Well, I would begin with a book
opening and a narrators deep intriguing voice, however this type font and a
screen prevent me. Fiction along with all of literature is written to evoke an
emotion in the readers. Just recently I journeyed into Baltimore and saw the
play “Beauty and the Beast” a new hit musical. I was impressed with the cast
and enjoyed the performance. The play included new songs that were not in the
original Disney movie and added dancing, plus amusing antics to make for an
entertaining evening. This performance struck a different emotional chord with
me because my younger sister played Belle in her middle school musical back
when she was in 9th grade. I can recount the many hours when I could
here her matching pitches with recordings trying to adapt the perfect “Belle”
voice. She succeeded and as a result I subconsciously learned all the words. It
made this viewing of the play even more special.
In the play, Belle has visions of
the fairy tales that she reads in her books. The townspeople judge her but she
continues to read and wish to be in any other place but her town. This aligns
perfectly with what William Wordsworth is conveying through his poem “I
Wandered Lonely as a Cloud”. The speaker is caught up in a daydream. He is
ignoring the pains of everyday-life and would much rather be like a cloud,
soaking in the sights of nature.

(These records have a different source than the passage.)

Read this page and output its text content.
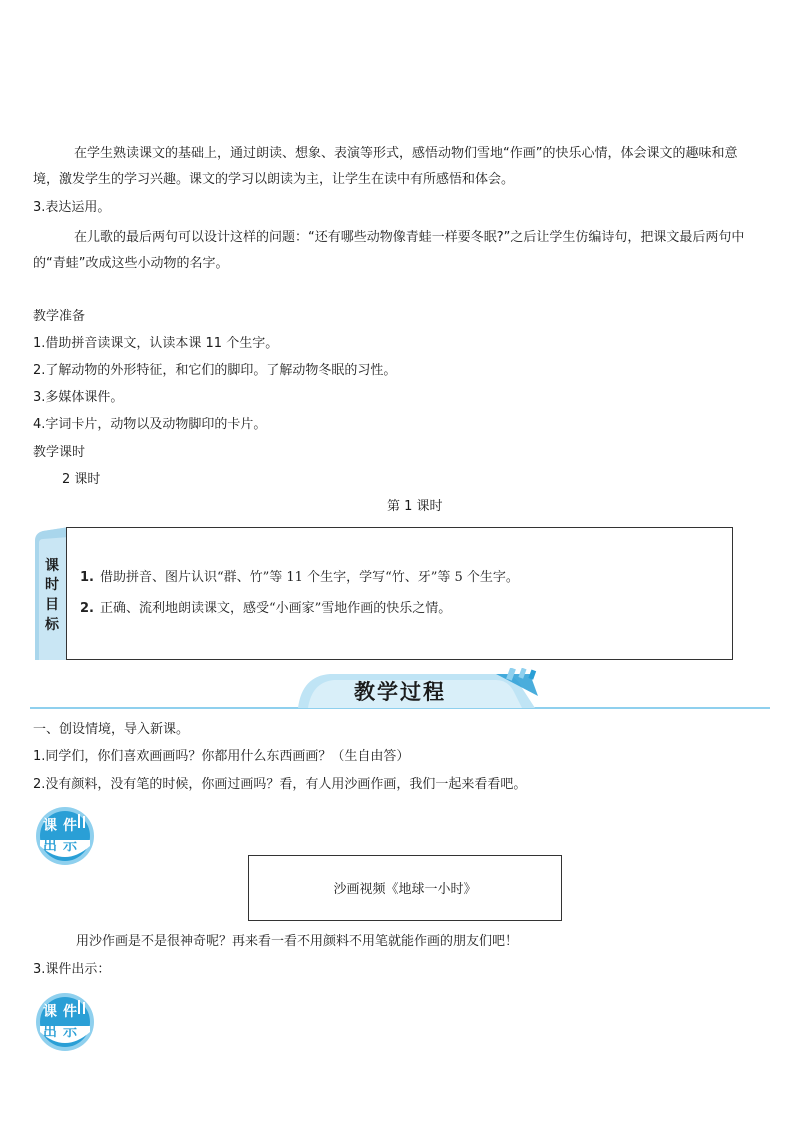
在学生熟读课文的基础上，通过朗读、想象、表演等形式，感悟动物们雪地“作画”的快乐心情，体会课文的趣味和意境，激发学生的学习兴趣。课文的学习以朗读为主，让学生在读中有所感悟和体会。
3.表达运用。
在儿歌的最后两句可以设计这样的问题：“还有哪些动物像青蛙一样要冬眠?”之后让学生仿编诗句，把课文最后两句中的“青蛙”改成这些小动物的名字。
教学准备
1.借助拼音读课文，认读本课 11 个生字。
2.了解动物的外形特征，和它们的脚印。了解动物冬眠的习性。
3.多媒体课件。
4.字词卡片，动物以及动物脚印的卡片。
教学课时
2 课时
第 1 课时
课
时
目
标
1. 借助拼音、图片认识“群、竹”等 11 个生字，学写“竹、牙”等 5 个生字。
2. 正确、流利地朗读课文，感受“小画家”雪地作画的快乐之情。
教学过程
一、创设情境，导入新课。
1.同学们，你们喜欢画画吗？你都用什么东西画画？（生自由答）
2.没有颜料，没有笔的时候，你画过画吗？看，有人用沙画作画，我们一起来看看吧。
课 件
出 示
沙画视频《地球一小时》
用沙作画是不是很神奇呢？再来看一看不用颜料不用笔就能作画的朋友们吧！
3.课件出示：
课 件
出 示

It brings the speaker great joy to dream of
far off fields of daffodils; the very same is felt by Belle when she reads her
books.
One of the most important lessons
that Beauty and the Beast can teach us is to not make judgments based on
appearances. Belle learns to love the Beast and he learns to love her as
well. Unfortunately, the same
cannot be said for Aylmer and Georgiana, the main characters of the short story
“The Birthmark” by Nathaniel Hawthorne. Aylmer is married to the
closest-to-perfect woman in the world and he becomes disgusted with her one and
only flaw, a birthmark in the shape of a tiny hand on her check. Eventually
this becomes an obsession and he has to remove it by means of alchemy. In the
end the birthmark is removed but Georgiana dies in the process. That Aylmer
failed to see was the beauty of his wife’s spirit; what she had that was inside
of her. One example is when he asks her to sing. She obliges and it is
beautiful and soothing. This further drives Aylmer to create a perfect human
being out of his wife and she ends up paying the ultimate price.
As the plot thickens in Beauty and
the Beast, Belle’s father is accused of insanity because of his ravings about
the Beast. As it turns out, Belle saves her father from asylum by showing the
beast and thereby proving that he is not crazy. One of the most convincing
insights to the mind of the insane comes from the short story “The Yellow
Wallpaper” by Charlotte Perkins Gilman. The narrator in this story describes a
life of solitude as a prescription for her nervous condition. Her husband is a
physician and insists that this is the cure for his wife; however, he is the
one that brings about this horrible, slow slide from sanity. The wife is
appalled at first by the ugly wallpaper that coats her room. As the story
continues, she becomes more and more attached to and intrigued by the woman
that she sees inside the paper. At the climax of the story, the woman is
convinced that she is the woman in the paper, thus completing her one-way trip
to insanity. Not quite the story of the kooky father of Belle but at the same
time provides the casual reader with a notion of what is is truly like to be insane.